Swedish Icebreakers Gear up for Arctic Role

The Atle is one of the icebreakers being re-fitted for the Arctic. Photo Kustbevakningen/Scanpix

Tom Sullivan tours a Swedish-owned icebreaker and interviews the captain. Listen: {play}/media/jukebox/radio-sweden-icebreakers.MP3

With growing international interest in the Arctic’s oil and gas reserves, Sweden’s icebreaker fleet has never been in greater demand. And with several ships re-fitted for Arctic missions, experts say it is set to play a bigger role in Arctic shipping, prospecting, and research expeditions in the region.

While the main task of the icebreaker fleet is to keep shipping lanes open in the Baltic Sea in the winter, there are increasing opportunities in the Arctic during the summer, said Thomas Årnell, head of ship management at the Swedish Maritime Administration.

“Research activity has been growing in the region for some time. But in recent years there’s been more and more sea bed mapping by countries who want to assert their rights over the territory as well as prospecting for oil,” he said.

Sweden is one of just a half dozen countries operating icebreakers. Its fleet of five state-owned ships, originally owned by the navy, is the world’s third largest, behind Russia and Finland.

The fleet’s flagship, the Oden, was the world’s first non-nuclear icebreaker to make it to the North Pole in the early nineties. It is now entirely devoted to polar research and commercial expeditions.

Few ships capable of crossing thick Arctic ice

The ship, equipped with state of the art sea bed imaging equipment, recently returned from a controversial mapping exercise off the coast of Greenland, where it was leased out to a US oil prospecting company. It’s now en route to the Antarctic, where a crew of Swedish and American researcher will carry out polar research on board.

“Almost all the research they will do down there is related to climate change – such as mapping large scale ocean currents around the Antarctic and measuring carbon dioxide levels,” explained Björn Dahlbäck, director of the Swedish Polar Research Secretariat, who was part of the research team on the first ever Swedish icebreaker expedition to the Arctic in 1980

“There are only a couple of other ships in the world able to go into thick ice and do Arctic research. So there is quite a high demand from other countries to use it.”

Re-fitted sister ships

Although his organisation has first call when it comes to expeditions with the Oden, Dahlbäck wants the ship to be exclusively reserved for research in the future rather than contracted out for profit-driven commercial projects.

“We would like to see the Oden as a hundred percent publicly funded research vessel so that Swedish, and international, researchers have a tool for their research in the long term.”

Two other ships in the fleet – the Atlee and the Frej – are currently being refitted with lifeboats and other safety equipment for expeditions to the poles.
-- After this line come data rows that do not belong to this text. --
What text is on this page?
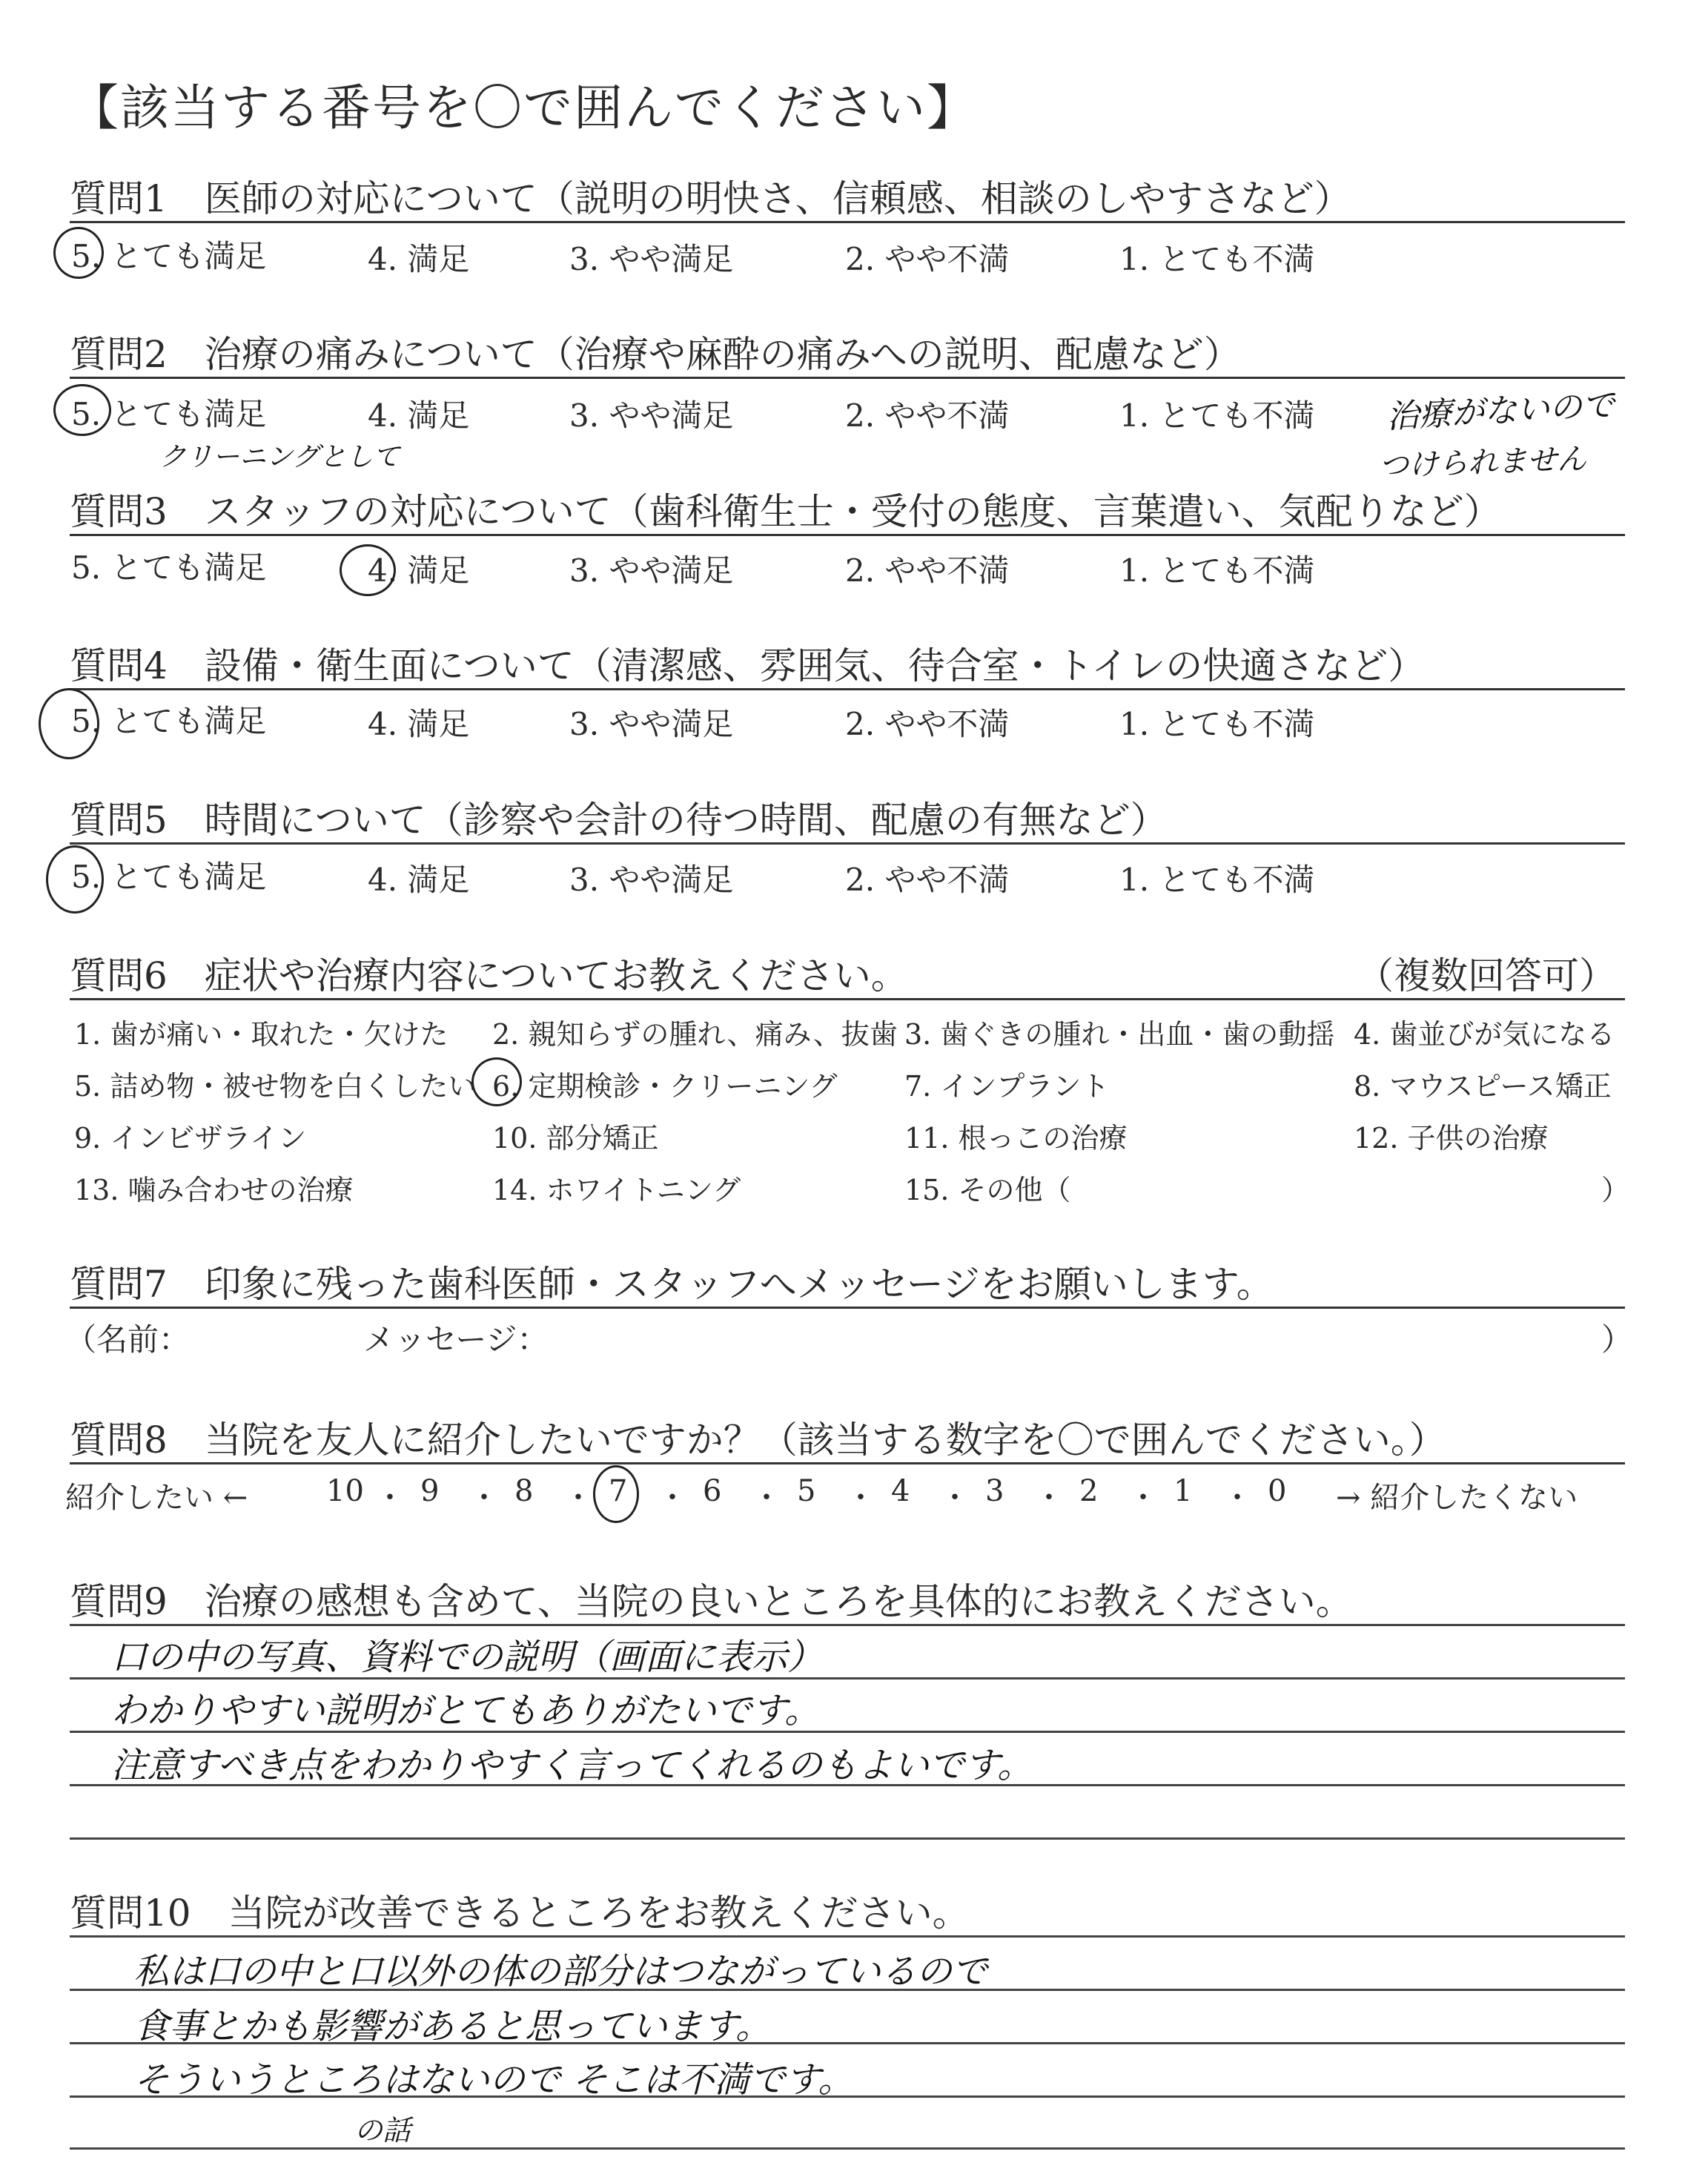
【該当する番号を〇で囲んでください】
質問1　医師の対応について（説明の明快さ、信頼感、相談のしやすさなど）
5. とても満足	4. 満足	3. やや満足	2. やや不満	1. とても不満
質問2　治療の痛みについて（治療や麻酔の痛みへの説明、配慮など）
5. とても満足	4. 満足	3. やや満足	2. やや不満	1. とても不満 治療がないので
つけられません
クリーニングとして
質問3　スタッフの対応について（歯科衛生士・受付の態度、言葉遣い、気配りなど）
5. とても満足	4. 満足	3. やや満足	2. やや不満	1. とても不満
質問4　設備・衛生面について（清潔感、雰囲気、待合室・トイレの快適さなど）
5. とても満足	4. 満足	3. やや満足	2. やや不満	1. とても不満
質問5　時間について（診察や会計の待つ時間、配慮の有無など）
5. とても満足	4. 満足	3. やや満足	2. やや不満	1. とても不満
質問6　症状や治療内容についてお教えください。	（複数回答可）
1. 歯が痛い・取れた・欠けた 2. 親知らずの腫れ、痛み、抜歯 3. 歯ぐきの腫れ・出血・歯の動揺 4. 歯並びが気になる
5. 詰め物・被せ物を白くしたい 6. 定期検診・クリーニング 7. インプラント	8. マウスピース矯正
9. インビザライン	10. 部分矯正	11. 根っこの治療	12. 子供の治療
13. 噛み合わせの治療	14. ホワイトニング	15. その他（	）
質問7　印象に残った歯科医師・スタッフへメッセージをお願いします。
（名前：	メッセージ：	）
質問8　当院を友人に紹介したいですか？（該当する数字を〇で囲んでください。）
紹介したい ←	10 ・ 9 ・ 8 ・ 7 ・ 6 ・ 5 ・ 4 ・ 3 ・ 2 ・ 1 ・ 0 → 紹介したくない
質問9　治療の感想も含めて、当院の良いところを具体的にお教えください。
口の中の写真、資料での説明（画面に表示）
わかりやすい説明がとてもありがたいです。
注意すべき点をわかりやすく言ってくれるのもよいです。
質問10　当院が改善できるところをお教えください。
私は口の中と口以外の体の部分はつながっているので
食事とかも影響があると思っています。
そういうところはないので そこは不満です。
の話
Although it is still unclear exactly what kind of expeditions they will take on, Mikael Sandström, captain of the Frej, expects they will be similar to the Oden.

“The intention is to use them during the summer months for deep sea expeditions, doing research at the pack ice areas, looking for oil,” he said.

Opposition to oil prospecting

That last point is not popular with environmental groups such as Greenpeace which oppose Swedish icebreakers involvement in oil prospecting. They say the Arctic should be declared a nature reserve, similar to the Antarctic, as its fragile environment would be devastated by an oil spill.

“If the ships are used to increase knowledge of the Arctic and how to protect it, that would be very positive,” said Dr Therese Jacobson, at Greenpeace Nordic.

“But if they are hired out to the oil industry and their middle men then that would be irresponsible. The Swedish government should show leadership and think long term about protecting the Arctic and not do the oil industries bidding.”

Thomas Årnell, at the Swedish Maritime Administration, rejects the criticism.

“We are state-owned and always make an ethical judgement when we lease out a ship – but we also are business driven and funded by the fees we raise. Until now, the expeditions have been about research, even if the one last summer also had a commercial use,” he said.

“And if we had not done the mapping, someone else would have done it – and we have safer ships than many others that may have been used.”